Since the introduction of MaaS business models, several study projects have been launched and final solutions introduced. The first three study projects, funded since 2017 and supported by the EC Horizon 2020 fund are:

• MyCorridor: MaaS for a multimodal, European cross-border corridor, tailor-made mobility solutions for passengers;

• MaaS4EU: to provide quantifiable evidence, frameworks and tools for the MaaS concept

• IMOVE: real-time data collection on user preferences, tools for sharing information, establishing a roaming service.

All three are exploring options for the computer programming API (Application Programming Interface) integration process, as well as studying how MaaS solutions should be deployed. The results are due for delivery in 2020.

Furthermore, in January 2017, UITP launched the MaaS project Shared Personalised Autonomous Connected vEhicles (SPACE). It involves 20 countries and four working groups, with a focus on operational concepts, researching international projects, and the safe operation of automated vehicles as part of an integrated public transport sector. Based on recent studies by VDV Stuttgart and ITF Lisbon, autonomous vehicles could shape the future by reducing car use by 80% by 2030.The outcomes of SPACE will be published in the spring of 2019.

In Germany, DB passengers must validate their tickets with a ticket inspector on trains rather than at a turnstile prior to boarding. Since 2018, the mobile DB navigator app has added a tool – Komfort Check-in (Self Check-in) – that allows passengers to validate their tickets as soon as they have started their journey. It confirms the journey has begun and the seat choice, with the information sent immediately to the ticket inspector’s terminal. This ensures passengers are not subsequently disturbed by the ticket inspector.

Bringing AI into play

With regards the MaaS model, a recent development is the launch of a test network to give platform users greater value for money. It is based on artificial intelligence (AI) agents, the Autonomous Economic Agents (AEAs) provided by blockchain and AI start-up Fetch.AI.

The approach involves better exploiting underutilised data in ecosystems. This is carried out through market intelligence in the form of AI tools that understand the personal intentions of travellers and can navigate the complexity of transport choices intelligently. This model could simplify travel choices for multimodal passengers, who would no longer need to consult several apps for their journey.
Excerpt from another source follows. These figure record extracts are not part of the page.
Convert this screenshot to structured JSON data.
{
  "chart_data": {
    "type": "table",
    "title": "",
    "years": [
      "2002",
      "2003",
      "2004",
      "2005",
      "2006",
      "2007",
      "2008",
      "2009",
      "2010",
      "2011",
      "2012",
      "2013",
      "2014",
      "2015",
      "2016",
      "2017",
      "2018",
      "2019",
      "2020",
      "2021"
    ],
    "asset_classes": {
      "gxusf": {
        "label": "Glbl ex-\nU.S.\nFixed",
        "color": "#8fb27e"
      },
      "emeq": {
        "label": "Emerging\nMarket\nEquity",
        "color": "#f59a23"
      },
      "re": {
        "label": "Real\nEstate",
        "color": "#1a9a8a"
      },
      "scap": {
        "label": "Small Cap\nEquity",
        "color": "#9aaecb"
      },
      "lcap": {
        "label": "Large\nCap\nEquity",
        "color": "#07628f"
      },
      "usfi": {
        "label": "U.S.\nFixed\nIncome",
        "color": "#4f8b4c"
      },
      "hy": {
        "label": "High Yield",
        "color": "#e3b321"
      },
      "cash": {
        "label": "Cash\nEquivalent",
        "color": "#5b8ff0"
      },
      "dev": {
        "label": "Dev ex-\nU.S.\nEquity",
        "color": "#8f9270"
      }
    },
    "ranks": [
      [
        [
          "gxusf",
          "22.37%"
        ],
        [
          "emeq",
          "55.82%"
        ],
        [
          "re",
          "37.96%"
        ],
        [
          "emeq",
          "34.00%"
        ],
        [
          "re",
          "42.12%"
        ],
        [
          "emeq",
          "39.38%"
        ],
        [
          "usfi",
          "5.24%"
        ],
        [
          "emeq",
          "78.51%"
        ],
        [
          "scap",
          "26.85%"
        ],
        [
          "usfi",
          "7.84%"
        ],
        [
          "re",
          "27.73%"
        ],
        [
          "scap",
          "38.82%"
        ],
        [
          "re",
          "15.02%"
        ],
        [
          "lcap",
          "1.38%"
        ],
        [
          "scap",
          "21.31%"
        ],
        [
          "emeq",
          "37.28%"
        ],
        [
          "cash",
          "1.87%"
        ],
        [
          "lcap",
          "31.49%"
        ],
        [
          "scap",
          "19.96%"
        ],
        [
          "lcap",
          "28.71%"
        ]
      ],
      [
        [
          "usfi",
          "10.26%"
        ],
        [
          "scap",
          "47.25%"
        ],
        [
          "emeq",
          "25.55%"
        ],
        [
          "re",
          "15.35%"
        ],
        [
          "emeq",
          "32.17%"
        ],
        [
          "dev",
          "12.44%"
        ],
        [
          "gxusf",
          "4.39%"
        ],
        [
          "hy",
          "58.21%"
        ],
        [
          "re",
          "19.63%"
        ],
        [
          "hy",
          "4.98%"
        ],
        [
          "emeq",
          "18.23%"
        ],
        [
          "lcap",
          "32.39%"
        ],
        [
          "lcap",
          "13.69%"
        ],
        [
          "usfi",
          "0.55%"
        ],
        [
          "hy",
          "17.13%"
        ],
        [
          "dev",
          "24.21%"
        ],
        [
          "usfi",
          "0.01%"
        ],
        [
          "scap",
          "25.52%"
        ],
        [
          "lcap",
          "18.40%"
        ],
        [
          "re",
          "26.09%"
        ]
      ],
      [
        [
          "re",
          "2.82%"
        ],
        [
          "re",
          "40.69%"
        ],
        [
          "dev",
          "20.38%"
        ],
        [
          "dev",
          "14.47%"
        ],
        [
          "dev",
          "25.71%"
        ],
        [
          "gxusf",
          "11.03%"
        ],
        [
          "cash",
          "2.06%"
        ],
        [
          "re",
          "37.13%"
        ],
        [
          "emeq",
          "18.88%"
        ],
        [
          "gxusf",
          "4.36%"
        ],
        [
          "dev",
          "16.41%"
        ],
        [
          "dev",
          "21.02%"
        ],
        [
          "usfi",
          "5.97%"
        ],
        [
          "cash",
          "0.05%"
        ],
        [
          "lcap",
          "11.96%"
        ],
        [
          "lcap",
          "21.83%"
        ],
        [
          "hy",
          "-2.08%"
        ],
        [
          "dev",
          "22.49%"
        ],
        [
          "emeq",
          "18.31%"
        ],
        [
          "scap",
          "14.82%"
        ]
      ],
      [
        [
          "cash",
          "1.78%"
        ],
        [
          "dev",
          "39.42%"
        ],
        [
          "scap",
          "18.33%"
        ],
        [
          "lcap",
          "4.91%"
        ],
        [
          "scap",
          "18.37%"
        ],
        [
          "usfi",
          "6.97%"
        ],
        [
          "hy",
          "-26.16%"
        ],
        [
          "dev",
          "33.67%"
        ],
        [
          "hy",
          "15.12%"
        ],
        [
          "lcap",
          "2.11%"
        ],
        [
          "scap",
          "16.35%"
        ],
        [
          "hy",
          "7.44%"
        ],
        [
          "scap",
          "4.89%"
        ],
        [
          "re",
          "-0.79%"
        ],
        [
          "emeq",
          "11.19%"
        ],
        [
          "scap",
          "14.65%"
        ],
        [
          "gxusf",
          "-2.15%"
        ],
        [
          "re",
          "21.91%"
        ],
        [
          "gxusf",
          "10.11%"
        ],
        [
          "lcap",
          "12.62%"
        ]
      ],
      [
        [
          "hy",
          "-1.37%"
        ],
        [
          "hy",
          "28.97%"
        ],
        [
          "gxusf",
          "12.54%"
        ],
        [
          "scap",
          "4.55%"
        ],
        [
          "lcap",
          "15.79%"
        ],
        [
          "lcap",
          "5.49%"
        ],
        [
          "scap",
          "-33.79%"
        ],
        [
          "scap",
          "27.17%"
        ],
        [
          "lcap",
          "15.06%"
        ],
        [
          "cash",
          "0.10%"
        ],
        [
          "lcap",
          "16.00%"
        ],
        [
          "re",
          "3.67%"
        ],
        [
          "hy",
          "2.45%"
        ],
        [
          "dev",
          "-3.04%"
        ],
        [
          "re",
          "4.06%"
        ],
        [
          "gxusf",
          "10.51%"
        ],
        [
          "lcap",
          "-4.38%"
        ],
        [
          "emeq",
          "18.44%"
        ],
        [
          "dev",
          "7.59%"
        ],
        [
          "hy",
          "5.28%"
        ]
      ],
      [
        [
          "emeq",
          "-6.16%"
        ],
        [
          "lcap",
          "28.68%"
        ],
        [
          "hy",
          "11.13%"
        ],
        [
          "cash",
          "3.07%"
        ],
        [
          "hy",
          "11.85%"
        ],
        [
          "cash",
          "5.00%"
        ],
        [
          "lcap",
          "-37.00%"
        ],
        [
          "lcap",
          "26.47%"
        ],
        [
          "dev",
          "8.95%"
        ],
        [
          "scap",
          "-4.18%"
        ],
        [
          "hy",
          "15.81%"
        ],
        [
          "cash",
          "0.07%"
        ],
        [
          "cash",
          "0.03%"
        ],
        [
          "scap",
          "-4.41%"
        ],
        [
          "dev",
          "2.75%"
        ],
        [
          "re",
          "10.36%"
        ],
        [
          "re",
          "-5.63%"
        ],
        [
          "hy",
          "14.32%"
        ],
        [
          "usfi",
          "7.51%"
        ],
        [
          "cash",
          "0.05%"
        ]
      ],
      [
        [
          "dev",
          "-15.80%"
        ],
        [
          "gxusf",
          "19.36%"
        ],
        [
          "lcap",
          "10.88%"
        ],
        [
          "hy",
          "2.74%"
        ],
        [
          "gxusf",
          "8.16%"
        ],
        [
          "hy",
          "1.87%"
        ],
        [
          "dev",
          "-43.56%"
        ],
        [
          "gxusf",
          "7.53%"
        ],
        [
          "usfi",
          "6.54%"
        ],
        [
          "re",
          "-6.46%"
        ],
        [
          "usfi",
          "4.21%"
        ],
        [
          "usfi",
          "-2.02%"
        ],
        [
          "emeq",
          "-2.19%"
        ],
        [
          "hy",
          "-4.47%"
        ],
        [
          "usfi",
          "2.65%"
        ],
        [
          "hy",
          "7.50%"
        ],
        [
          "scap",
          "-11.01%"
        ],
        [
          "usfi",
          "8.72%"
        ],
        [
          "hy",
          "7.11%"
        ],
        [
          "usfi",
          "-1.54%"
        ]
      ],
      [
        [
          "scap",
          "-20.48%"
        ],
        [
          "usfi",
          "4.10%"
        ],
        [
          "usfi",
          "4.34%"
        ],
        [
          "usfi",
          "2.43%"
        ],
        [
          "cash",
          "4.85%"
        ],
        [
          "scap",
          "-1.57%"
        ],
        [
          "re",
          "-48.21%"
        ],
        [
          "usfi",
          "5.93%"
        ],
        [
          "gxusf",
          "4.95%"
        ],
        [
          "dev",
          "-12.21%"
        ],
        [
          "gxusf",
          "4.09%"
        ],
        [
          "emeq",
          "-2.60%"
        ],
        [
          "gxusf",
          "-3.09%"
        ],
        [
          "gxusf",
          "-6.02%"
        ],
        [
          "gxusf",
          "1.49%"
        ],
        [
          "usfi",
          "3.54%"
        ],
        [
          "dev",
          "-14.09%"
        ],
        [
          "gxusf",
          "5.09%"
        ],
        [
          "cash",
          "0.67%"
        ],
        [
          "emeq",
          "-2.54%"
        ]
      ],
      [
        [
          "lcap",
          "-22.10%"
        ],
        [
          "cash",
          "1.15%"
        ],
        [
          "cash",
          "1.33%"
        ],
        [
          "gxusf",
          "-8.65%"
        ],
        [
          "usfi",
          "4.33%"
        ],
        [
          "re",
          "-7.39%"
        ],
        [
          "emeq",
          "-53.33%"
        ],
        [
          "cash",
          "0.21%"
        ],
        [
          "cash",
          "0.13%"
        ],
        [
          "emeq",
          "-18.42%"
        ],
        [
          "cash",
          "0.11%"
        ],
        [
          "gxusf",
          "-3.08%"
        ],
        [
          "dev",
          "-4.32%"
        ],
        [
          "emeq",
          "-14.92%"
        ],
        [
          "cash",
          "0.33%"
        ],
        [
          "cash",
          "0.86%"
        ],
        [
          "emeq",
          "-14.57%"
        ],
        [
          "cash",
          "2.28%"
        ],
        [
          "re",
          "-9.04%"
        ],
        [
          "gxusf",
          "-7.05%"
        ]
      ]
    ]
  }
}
“An agent could live on your smartphone, learning and studying your preferences for travel over time,” said Joshua Croft, software developer and ecosystem coordinator, Fetch.AI, in February 2019 (Fetch.AI and the UK rail network’s digital revolution – railway-technology.com).

Overall, this development could simplify journeys for passengers. At the same time, on the downside, they run the risk of their personal data being misused by these agents.

The need for data and regulations

However, if multimodality in the transport sector is to provide optimal services it needs data and data regulations. At the high-level conference ‘Multimodal transport – towards the future of the EU’, held in Brussels on 26 February 2019, the industry called for data to be classified and only shared when authorised.

On the other hand, technical details should not be included in regulations, because this will hinder the open progress of multimodal transport. Overall, the value of data has reached such a point for the multimodal transport that the industry is now requesting the EU provides data, rather than money.

At this stage, the question remains open – will data will become a currency of the future, whereby countries with authoritarian regimes that control all the national data will be best placed to provide the best multimodal services?